These are some of the best days on the water, in December and January, when a lot of other sportsmen are watching football. Fly-rodders watch the weather and hope for a hatch of midges and look forward to the little black stoneflies, but there are better ways to tempt bigger trout in December and January. Plastic worms and minnows can tease big trout out from beneath the undercut banks and beads, tailored to size and color can turn on the bite.
TWITCHING PLASTIC
Plastic worms tend to produce as many fish as natural baits. And you don’t have to dig through the compost pile to find them.
Adapted from steelhead drift fishing the best rig is a six-pound main line tied to a barrel swivel. A sliding sinker on the main line is a good way to get the bait down but another option is to leave a tag on the main line knot and crimp on removable split shot. The leader should be 20 inches long terminated at a No. 10-8 single egg hook.
Rig to drift the edge of a seam with just enough weight to tickle the tops of the rocks. Jeff Warner, founder of X Factor Tackle, relies on three main colors in cold winter water – hot red, fluorescent pink, and natural worm.
Warner’s go-to for brown trout on his home water is a 1/16-ounce jig head on a No. 4 hook and an X-Factor Teaser minnow. He fishes without a float.
“In my experience, it is better to allow the bait to do its work as an injured bait fish. I don’t want a natural drift, I want violent rips and jerks. It’s why I like the lightweight jig. I don’t need it to be down on the bottom. It lets the bait look more erratic than it does with a heavy jig head.”
Jeff Warner
Warner’s favorite on a bright sunny day is motor oil with red flake. Warner recommends a plastic minnow in the tail-outs and along the seams and ripping it back.
“I like to cast it upriver and then work the clock so to speak. Even cast it straight downriver and twitch it. If I don’t catch a fish by that time there ain’t one in there.”
Jeff Warner
The bite can be hard to detect. Keep the index finger on the line to stay in touch with the rocks and set the hook at the least tug that signals a grab.
FLY ROD EGGS/BEADS
When fishing egg imitations and hard beads, the big challenge is to get them at the level the fish are holding and allow a dead-drift presentation.
Try to position the bead about two inches above the hook. This can be accomplished in several different ways. One easy way to do it is to nail knot a piece of clear mono on the leader and position it two inches above the hook acting as a stop.
Set the indicator (a good one is the easy-to-cast plastic Thingamabobber) and put split shot on above the tippet knot (or swivel) and set the float about the depth of the water.
When the trout bites the bead the angler reacts with a short upward lift which tends to pull the bead through and pin the hook in the outside corner of the mouth.
With whitefish spawning in western rivers in late January and February we have bait to match.
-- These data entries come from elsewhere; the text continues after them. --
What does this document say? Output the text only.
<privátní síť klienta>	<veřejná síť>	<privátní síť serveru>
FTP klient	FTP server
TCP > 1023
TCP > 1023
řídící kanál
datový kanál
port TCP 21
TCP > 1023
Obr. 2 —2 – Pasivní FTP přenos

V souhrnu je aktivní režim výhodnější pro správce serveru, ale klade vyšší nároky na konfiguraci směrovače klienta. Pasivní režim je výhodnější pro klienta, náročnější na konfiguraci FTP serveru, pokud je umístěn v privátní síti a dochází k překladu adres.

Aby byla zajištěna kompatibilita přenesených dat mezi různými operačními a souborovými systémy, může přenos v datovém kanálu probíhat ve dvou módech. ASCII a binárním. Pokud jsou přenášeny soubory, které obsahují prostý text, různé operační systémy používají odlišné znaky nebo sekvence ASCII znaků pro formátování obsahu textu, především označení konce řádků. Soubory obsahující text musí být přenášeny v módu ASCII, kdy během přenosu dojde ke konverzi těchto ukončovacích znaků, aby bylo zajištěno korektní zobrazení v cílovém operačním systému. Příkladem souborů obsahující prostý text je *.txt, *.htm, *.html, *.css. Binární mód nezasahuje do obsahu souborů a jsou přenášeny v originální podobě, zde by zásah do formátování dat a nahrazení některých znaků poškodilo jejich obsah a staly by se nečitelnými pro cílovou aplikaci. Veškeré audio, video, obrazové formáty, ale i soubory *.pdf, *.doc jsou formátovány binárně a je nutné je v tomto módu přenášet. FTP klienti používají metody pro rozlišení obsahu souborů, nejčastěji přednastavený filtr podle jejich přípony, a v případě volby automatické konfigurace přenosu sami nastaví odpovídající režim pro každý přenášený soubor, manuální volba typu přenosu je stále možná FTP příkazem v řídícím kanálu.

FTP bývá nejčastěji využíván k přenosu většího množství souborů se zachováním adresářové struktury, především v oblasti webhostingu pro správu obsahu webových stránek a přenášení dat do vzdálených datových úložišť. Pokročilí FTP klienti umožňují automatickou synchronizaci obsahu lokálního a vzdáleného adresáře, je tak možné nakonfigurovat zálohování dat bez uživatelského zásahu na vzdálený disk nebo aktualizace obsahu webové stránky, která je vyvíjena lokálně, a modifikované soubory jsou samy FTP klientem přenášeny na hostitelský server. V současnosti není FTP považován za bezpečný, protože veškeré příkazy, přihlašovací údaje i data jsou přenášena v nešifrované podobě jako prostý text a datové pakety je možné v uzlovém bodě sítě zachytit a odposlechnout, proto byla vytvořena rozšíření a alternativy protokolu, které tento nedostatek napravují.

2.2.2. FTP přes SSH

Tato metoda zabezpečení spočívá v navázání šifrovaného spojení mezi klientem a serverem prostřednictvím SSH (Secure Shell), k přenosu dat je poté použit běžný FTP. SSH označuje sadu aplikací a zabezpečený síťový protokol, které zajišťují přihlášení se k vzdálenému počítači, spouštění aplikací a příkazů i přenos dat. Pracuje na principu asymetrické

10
Trout that key on whitefish spawn get used to gobbling the yellow eggs and its why some fly-fishermen tie on yellow wet flies in February without knowing the reason why the trout are biting. Summer steelhead may also spawn in January and February, in which case, the trout are eating orange eggs. In any case, small orange beads or tiny yellow eggs can turn a rainbow’s head this month.
SOFT PLASTIC BEADS
One of the greatest moments in drift fishing is to watch a trout peel away from its holding lie and follow a soft orange egg downstream then crush it. A squishable, scented egg imitation tumbled along the gravel with a drift fishing rig or a bottom-walking drop shot setup is a good bet in December.
My favorite hook for this work is a Daiichi salmon egg bleeding bait hook sized No. 12 up to No. 8. Again, the soft bead is best positioned two inches above the hook, which can be accomplished by using a nail knot, a blood knot, a sequin or similar bead stopper.
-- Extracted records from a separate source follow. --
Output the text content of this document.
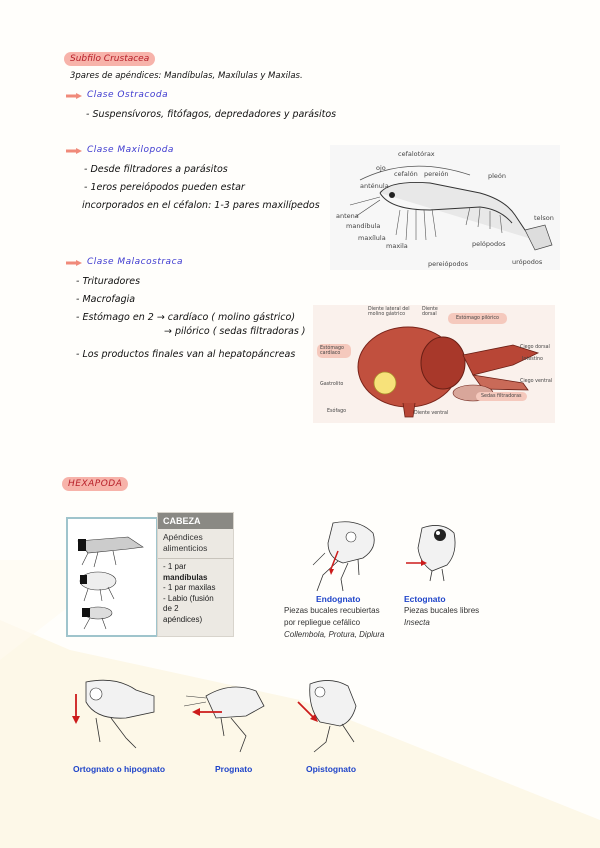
Subfilo Crustacea
3pares de apéndices: Mandíbulas, Maxílulas y Maxilas.
Clase Ostracoda
- Suspensívoros, fitófagos, depredadores y parásitos
Clase Maxilopoda
- Desde filtradores a parásitos
- 1eros pereiópodos pueden estar
incorporados en el céfalon: 1-3 pares maxilípedos
cefalotórax
ojo
cefalón pereión	pleón
anténula
antena	telson
mandíbula
maxílula
maxila	pelópodos
pereiópodos	urópodos
Clase Malacostraca
- Trituradores
- Macrofagia
- Estómago en 2 → cardíaco ( molino gástrico)
→ pilórico ( sedas filtradoras )
- Los productos finales van al hepatopáncreas
Diente lateral del molino gástrico
Diente dorsal
Estómago pilórico
Estómago cardíaco
Ciego dorsal
Intestino
Gastrolito
Sedas filtradoras
Ciego ventral
Esófago	Diente ventral
HEXAPODA
CABEZA
Apéndices alimenticios
- 1 par
mandíbulas
- 1 par maxilas
- Labio (fusión
de 2
apéndices)
Endognato
Piezas bucales recubiertas
por repliegue cefálico
Collembola, Protura, Diplura
Ectognato
Piezas bucales libres
Insecta
Ortognato o hipognato	Prognato	Opistognato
One of the mistakes we make is using an indicator in shallow, clear water. If the fish and the bottom is visible, dispense with the indicator and just watch for the take.
A mistake we often make is allowing the weight to control the movement of the egg. This is why a sliding sinker is sometimes the best choice. And why a drop shot weight might be the best choice with a tag end of a surgeon’s knot used to splice on a bit of 4-pound fluoro. That bait should present as freely as possible in multiple braided currents. The egg wants to be free!